Resolution 1325 was adopted by unanimous decision, calling for a more gender focal perspective inclusive of the totality of the needs of women and children during repatriation and resettlement, reintegration and post-conflict reconstruction. Yet, 12 years later it’s questionable whether this resolution has had any affect on maintaining the safety and security of women and children in post-conflict zones. In 2010, is was proven that Resolution 1325 failed to prevent the devastating rapes of 500 (one victim being a one-month old boy) within miles of a UN peacekeeping station in the Democratic Republic of Congo. Moreover, the resolution doesn’t aptly deal with sexual assaults resulting from general foreign operations or government sponsored military operations, e.g., marshall law during state-wide uprising’s. In 2010, the 10th anniversary of the adoption of resolution 1325 was marked with reports of rampant abuse of women and children by armed police, military personnel and even peace-keepers. In Uganda, 600 incidents of sexual abuse were reported – some resulting in death during an eviction of illegal immigrants.
Some states found resolution 1325 helpful in their fight against sexual assault. In Burundi, March 2012, it was reported that resolution 1325 had a tremendously positive effect on the Burundian penal code. But in this case, implementation had to be forced by pressure from Burundi activists and lobby-groups. The stark differences seen between Uganda and Burundi illustrate that at best, Resolution 1325 is a starting point for discussion, a reminder that sexual assault is one of the worst forms of human rights violation.
“Equally importantly, 1325 is an
important tool for women, giving
recognition to their peace work,
enabling them to mobilize on a global scale to assert their claims and demands for a place at the table where issues of war peace and security are resolved”. Sanam Anderlini, “1325 is a Starting Point”

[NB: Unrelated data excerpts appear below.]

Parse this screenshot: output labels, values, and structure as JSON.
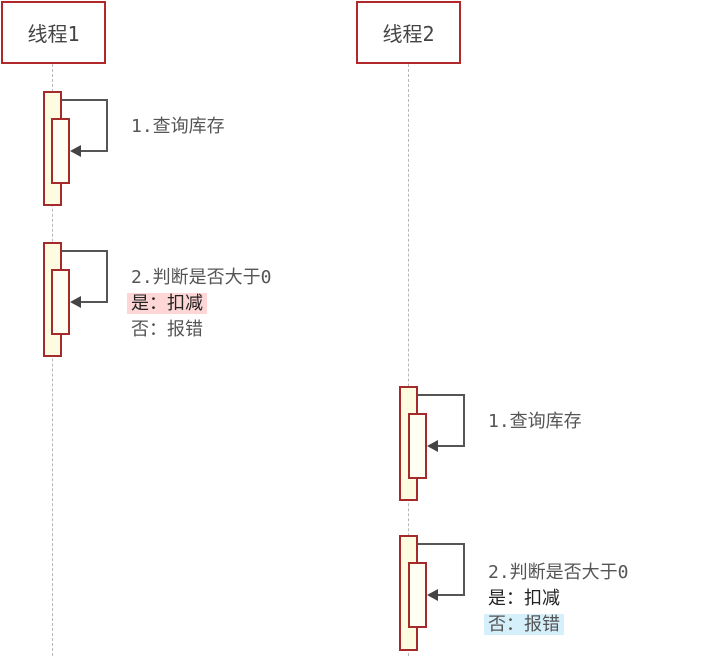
{
  "threads": [
    {
      "label": "线程1"
    },
    {
      "label": "线程2"
    }
  ],
  "t1_step1": {
    "text": "1.查询库存"
  },
  "t1_step2": {
    "lines": [
      "2.判断是否大于0",
      "是：扣减",
      "否：报错"
    ]
  },
  "t2_step1": {
    "text": "1.查询库存"
  },
  "t2_step2": {
    "lines": [
      "2.判断是否大于0",
      "是：扣减",
      "否：报错"
    ]
  },
  "colors": {
    "border": "#b0282a",
    "activation": "#fdfce0",
    "highlight_pink": "#ffd6d6",
    "highlight_blue": "#d6f0fb"
  }
}
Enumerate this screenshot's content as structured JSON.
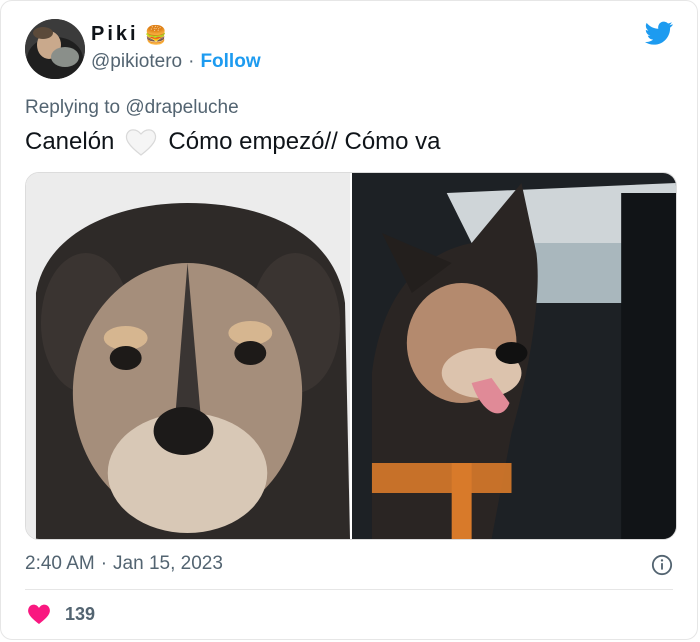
{
  "author": {
    "display_name": "Piki",
    "emoji": "🍔",
    "handle": "@pikiotero",
    "separator": "·",
    "follow_label": "Follow"
  },
  "reply": {
    "prefix": "Replying to",
    "mention": "@drapeluche"
  },
  "tweet": {
    "text_before": "Canelón",
    "text_after": "Cómo empezó// Cómo va"
  },
  "media": {
    "left_image": "puppy-face-photo",
    "right_image": "dog-in-car-photo"
  },
  "meta": {
    "time": "2:40 AM",
    "separator": "·",
    "date": "Jan 15, 2023"
  },
  "engagement": {
    "likes": "139"
  },
  "colors": {
    "accent": "#1d9bf0",
    "like": "#f91880",
    "secondary_text": "#536471"
  },
  "icons": {
    "brand": "twitter-bird-icon",
    "info": "info-icon",
    "like": "heart-icon",
    "emoji_heart": "white-heart-icon"
  }
}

The UN Security Council is a fundamentally critical body for maintaining the safety and security of peoples worldwide, within every country. Yet, its effectiveness under it’s current structure is only as strong as member states willingness to participate within the civil process. The UN has 192 member states, and yet in the 12 years since drafting 1325, more countries engaged in armed conflict than talks surrounding implementation.
There is a delicate balance here. As we all know, its important countries maintain their sovereignty. Yet, we still have to face the reality that countries are slow in responding to the needs of women. All engagements, whether they’re internal (mass evictions) or external (war conflicts) where surges in police and military personnel are needed, should be treated as serious risks and potential threats to vulnerable civilian populations, such as women and girls. This may seem extreme, but all trends point to where there is an increase numbers of overzealous militarised men; impoverished non-militarised women and children are at risk of rape.
Its important that we emphasise the severity and frequency of these crimes, ensuring that perpetrators are brought to justice in a timely and expedient manner.
The UN Security Council must take a harder line in ensuring resolutions are taken seriously and escalated to appropriate tribunals where there are noted humanitarian breaches. The lack of clear and executable action plans dealing with the plight of women in and after conflict couldn’t be a clearer example of a humanitarian breach. The tightening of the UNs grip on International Law and punishment will ensure rogue governments are able and held to the maintenance of safety and security for their citizens.
“Woman should have every honorable motive to exertion which is enjoyed by man, to the full extent of her capacities and endowments. The case is too plain for argument. Nature has given woman the same powers, and subjected her to the same earth, breathes the same air, subsists on the same food, physical, moral, mental and spiritual. She has, therefore, an equal right with man, in all efforts to obtain
and maintain a perfect existence.” Frederick Douglass (1817-1895), quote dating back to 1888.
Its 2012.
Ray L Martin is a film editor who writes around International Law and Human Rights.